Date: Sunday, November 13, 2022

Title: SLE – Diagnosis, Manifestations, and Outcomes Poster II: Manifestations

Session Type: Poster Session C

Session Time: 1:00PM-3:00PM

Background/Purpose: Systemic Lupus Erythematosus (SLE) is a chronic, multisystemic, autoimmune disease which can result in disability and mortality. A functional assessment tool that measures the patient’s ability to engage in activities of daily living (ADLs) such as commuting, using technology, or climbing stairs is needed because the inability to carry out these activities translates directly into poor quality of life, leading to poor work performance and absenteeism. The study objective was to describe a functional profile using clinical and patient-reported outcome measures, that identifies the underlying factors of disability and lived-experience in SLE patients.

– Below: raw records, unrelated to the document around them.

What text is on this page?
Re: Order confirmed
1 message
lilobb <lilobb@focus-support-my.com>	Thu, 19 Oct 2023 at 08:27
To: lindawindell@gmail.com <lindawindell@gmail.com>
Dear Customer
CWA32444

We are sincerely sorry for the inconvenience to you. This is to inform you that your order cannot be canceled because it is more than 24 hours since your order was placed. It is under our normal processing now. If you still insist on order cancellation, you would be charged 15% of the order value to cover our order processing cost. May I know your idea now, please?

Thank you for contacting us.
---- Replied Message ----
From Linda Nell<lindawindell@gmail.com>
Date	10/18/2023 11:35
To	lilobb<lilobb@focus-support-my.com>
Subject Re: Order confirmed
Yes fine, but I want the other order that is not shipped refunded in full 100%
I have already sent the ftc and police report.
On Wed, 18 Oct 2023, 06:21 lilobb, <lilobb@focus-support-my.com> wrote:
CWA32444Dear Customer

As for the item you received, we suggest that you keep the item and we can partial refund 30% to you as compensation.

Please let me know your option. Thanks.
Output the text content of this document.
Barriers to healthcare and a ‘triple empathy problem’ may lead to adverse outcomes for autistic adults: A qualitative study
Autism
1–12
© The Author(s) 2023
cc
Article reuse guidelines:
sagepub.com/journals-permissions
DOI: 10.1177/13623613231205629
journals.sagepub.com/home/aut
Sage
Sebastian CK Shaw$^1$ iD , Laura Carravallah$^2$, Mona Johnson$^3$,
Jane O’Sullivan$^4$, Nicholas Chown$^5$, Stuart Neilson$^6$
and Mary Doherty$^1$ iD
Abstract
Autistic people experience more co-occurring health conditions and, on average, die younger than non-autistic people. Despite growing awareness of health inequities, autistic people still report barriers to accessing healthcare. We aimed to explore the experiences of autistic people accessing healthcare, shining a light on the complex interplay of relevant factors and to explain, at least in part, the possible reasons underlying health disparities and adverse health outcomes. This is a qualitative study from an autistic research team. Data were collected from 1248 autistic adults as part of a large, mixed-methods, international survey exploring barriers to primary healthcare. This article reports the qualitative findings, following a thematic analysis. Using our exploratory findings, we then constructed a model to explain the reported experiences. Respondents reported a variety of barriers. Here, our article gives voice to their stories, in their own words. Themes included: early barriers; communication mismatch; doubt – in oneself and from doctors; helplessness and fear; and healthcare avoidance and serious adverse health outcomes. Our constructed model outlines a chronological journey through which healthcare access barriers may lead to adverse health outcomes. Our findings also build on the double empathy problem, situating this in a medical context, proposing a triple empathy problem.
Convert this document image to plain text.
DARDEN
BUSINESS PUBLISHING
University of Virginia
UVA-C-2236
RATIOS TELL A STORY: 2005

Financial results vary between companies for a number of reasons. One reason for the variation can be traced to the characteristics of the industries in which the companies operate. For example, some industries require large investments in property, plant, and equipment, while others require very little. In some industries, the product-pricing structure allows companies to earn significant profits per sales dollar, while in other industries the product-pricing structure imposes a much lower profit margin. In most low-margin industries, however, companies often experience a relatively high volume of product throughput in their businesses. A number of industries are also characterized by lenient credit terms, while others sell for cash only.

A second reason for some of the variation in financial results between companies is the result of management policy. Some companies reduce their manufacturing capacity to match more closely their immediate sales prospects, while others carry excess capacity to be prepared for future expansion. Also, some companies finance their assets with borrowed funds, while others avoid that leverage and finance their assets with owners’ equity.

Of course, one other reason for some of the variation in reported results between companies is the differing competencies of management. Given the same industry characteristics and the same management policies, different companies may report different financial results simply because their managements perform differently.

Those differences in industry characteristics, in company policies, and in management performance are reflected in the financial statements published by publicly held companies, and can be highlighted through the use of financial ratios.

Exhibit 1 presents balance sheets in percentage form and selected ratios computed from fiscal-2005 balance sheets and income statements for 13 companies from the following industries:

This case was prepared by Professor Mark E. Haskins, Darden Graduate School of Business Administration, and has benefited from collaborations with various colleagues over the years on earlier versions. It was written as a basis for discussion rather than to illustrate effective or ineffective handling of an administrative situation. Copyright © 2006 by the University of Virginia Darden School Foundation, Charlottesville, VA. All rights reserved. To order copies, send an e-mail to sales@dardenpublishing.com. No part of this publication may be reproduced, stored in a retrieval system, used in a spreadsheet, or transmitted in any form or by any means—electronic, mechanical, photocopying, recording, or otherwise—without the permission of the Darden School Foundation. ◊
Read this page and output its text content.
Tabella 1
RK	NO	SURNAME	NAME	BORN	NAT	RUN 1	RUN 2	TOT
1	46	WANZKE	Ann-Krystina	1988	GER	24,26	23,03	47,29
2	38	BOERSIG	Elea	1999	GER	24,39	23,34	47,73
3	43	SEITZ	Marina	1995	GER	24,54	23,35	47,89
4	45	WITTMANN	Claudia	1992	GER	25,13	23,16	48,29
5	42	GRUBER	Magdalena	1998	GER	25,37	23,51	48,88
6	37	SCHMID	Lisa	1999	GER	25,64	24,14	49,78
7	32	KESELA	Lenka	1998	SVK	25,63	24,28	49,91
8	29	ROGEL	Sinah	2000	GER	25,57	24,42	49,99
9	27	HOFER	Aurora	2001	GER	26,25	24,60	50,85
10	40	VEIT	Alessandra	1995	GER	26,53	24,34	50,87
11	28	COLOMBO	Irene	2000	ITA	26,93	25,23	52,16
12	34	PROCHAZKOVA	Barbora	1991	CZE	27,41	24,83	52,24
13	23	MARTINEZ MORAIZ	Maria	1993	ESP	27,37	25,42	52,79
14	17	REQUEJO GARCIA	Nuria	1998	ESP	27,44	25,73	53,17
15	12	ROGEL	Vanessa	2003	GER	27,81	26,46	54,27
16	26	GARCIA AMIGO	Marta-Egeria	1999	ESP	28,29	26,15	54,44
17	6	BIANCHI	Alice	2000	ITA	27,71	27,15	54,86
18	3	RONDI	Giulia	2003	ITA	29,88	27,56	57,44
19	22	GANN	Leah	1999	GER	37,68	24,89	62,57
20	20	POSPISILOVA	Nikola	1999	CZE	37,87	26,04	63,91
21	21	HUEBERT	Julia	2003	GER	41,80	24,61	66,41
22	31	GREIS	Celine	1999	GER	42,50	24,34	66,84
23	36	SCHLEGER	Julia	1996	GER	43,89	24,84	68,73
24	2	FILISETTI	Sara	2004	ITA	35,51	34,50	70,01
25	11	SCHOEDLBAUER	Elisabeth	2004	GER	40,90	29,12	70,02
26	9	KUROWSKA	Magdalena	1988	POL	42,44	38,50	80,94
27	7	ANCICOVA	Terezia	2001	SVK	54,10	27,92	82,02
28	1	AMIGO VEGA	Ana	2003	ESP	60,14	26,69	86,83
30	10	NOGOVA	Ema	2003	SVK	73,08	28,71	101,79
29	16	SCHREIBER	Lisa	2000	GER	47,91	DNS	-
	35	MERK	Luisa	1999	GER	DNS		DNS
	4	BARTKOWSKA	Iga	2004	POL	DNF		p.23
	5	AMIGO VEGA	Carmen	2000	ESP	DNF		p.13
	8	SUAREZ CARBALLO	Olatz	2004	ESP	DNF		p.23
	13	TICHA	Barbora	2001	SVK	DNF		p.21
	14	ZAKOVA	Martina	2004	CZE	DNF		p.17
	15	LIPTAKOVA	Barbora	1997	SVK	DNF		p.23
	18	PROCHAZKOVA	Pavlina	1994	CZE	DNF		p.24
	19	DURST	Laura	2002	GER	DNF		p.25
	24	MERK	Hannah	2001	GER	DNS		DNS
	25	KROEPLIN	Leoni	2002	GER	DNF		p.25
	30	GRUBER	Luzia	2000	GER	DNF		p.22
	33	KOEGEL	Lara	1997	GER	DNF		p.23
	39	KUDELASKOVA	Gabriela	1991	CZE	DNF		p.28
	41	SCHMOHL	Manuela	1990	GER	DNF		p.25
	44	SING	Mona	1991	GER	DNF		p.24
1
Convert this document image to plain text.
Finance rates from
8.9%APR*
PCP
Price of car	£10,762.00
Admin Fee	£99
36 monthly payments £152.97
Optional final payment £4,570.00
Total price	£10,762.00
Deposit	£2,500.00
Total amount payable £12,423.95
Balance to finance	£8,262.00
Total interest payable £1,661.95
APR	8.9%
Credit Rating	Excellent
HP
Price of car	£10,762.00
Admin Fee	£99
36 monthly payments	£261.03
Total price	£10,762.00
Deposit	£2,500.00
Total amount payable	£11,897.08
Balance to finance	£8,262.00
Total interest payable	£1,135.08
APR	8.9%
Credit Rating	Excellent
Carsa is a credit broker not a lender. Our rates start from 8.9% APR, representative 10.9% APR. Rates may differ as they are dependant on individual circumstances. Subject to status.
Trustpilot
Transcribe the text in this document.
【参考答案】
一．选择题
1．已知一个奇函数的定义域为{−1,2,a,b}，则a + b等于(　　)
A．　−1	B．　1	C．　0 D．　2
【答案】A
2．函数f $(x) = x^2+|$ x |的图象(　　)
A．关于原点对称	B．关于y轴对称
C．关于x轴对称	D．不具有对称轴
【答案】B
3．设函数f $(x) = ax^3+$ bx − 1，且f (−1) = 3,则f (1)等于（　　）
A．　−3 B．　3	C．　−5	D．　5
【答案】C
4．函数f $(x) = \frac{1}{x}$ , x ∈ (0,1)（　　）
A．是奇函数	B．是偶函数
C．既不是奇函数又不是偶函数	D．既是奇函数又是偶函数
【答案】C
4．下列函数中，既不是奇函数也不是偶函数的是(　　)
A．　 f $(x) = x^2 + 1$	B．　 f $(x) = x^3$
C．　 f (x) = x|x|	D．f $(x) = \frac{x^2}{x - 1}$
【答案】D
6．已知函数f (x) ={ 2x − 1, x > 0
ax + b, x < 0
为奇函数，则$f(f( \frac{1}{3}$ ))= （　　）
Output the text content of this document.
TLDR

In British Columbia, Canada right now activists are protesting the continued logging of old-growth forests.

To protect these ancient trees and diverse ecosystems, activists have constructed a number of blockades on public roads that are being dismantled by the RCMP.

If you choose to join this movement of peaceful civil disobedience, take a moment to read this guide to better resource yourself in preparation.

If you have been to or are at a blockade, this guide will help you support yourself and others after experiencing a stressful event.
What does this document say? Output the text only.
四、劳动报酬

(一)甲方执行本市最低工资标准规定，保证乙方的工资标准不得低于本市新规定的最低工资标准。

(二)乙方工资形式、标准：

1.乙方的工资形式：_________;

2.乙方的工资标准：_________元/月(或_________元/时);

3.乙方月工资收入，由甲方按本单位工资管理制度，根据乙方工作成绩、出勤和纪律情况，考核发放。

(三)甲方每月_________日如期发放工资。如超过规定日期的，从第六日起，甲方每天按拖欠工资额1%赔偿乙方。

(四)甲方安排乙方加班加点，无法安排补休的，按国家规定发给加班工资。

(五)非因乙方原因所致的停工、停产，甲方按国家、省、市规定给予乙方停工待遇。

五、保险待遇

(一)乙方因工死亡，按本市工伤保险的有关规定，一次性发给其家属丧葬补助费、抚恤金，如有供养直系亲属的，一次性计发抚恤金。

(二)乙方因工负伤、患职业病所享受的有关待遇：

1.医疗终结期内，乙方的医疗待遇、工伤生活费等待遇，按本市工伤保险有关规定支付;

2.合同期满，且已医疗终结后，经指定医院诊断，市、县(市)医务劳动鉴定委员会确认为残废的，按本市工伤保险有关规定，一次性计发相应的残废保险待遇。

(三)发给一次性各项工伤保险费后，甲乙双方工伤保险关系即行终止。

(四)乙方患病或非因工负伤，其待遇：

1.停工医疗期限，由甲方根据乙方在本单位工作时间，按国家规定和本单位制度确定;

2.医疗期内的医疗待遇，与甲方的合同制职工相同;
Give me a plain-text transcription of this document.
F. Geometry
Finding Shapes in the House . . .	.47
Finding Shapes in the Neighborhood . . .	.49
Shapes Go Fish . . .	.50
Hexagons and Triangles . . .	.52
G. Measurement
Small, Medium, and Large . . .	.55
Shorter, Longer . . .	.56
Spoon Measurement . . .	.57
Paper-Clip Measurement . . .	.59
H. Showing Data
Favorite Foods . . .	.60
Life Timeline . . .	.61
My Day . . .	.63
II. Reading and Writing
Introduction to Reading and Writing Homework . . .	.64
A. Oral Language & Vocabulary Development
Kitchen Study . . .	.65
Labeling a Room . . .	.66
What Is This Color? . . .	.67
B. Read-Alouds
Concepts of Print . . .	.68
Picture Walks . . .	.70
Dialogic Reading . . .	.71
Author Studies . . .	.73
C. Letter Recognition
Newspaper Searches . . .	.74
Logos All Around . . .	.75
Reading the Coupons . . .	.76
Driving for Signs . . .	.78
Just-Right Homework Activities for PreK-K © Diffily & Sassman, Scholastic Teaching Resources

Methods: A mixed-methods sequential explanatory approach was employed; self-administered questionnaires were used to collect data from patients at 8 Canadian centres (7 academic centres and one community centre), followed by individual interviews. In the first phase, patients who consented were asked to complete the self-administered questionnaires while physicians completed the clinical measures (Table 2). For the second phase, patients were individually interviewed using semi-structured questionnaire to understand their feelings and perspectives on facing the challenges that arise at the workplace due to perceived SLE-related disabilities. The interviews were transcribed verbatim and thematically coded (Figure 1). Summary statistics were computed for demographic, clinical and functional outcomes (Tables 1 and 2).

Results: The sample of 192 patients were mostly female (91.7%), Caucasian (67.2%), with a mean age of 47.6 ± 13.9, and a mean SLE duration of 15.6 ± 12.4 years. (Table 1) The clinical measures showed a SLEDAI-2K score of 4.1 ± 3.8 and an SDI of 1.1 ± 1.4. Patient-Reported Outcome Measures revealed that 22.4% suffered from fibromyalgia, and 32% had depression (defined by BDI score >/= 22); the mean score for the WRFQ was 72.4 ± 22.3, showing that patients experienced important limitations at work; the WHO-DAS 2.0 score of 25.8 is around 94th population percentile, which means only 6.2% of the population score higher (more disabled) than our sample (Table 2).

We identified three preliminary themes including: 1) grit and perseverance in managing their condition (adjusting activities and responsibilities when experiencing flare-ups, changing lifestyle such as diet and exercise) 2) resilient workforce (maintain work activities despite debilitating symptoms, disclosing illness to supervisor, fighting stigma of disease) 3) establishing and maintaining social supports at work (e.g., supportive employers and co-workers, workplace accommodations). The integrated findings provide plausible explanations for high levels of disability experienced.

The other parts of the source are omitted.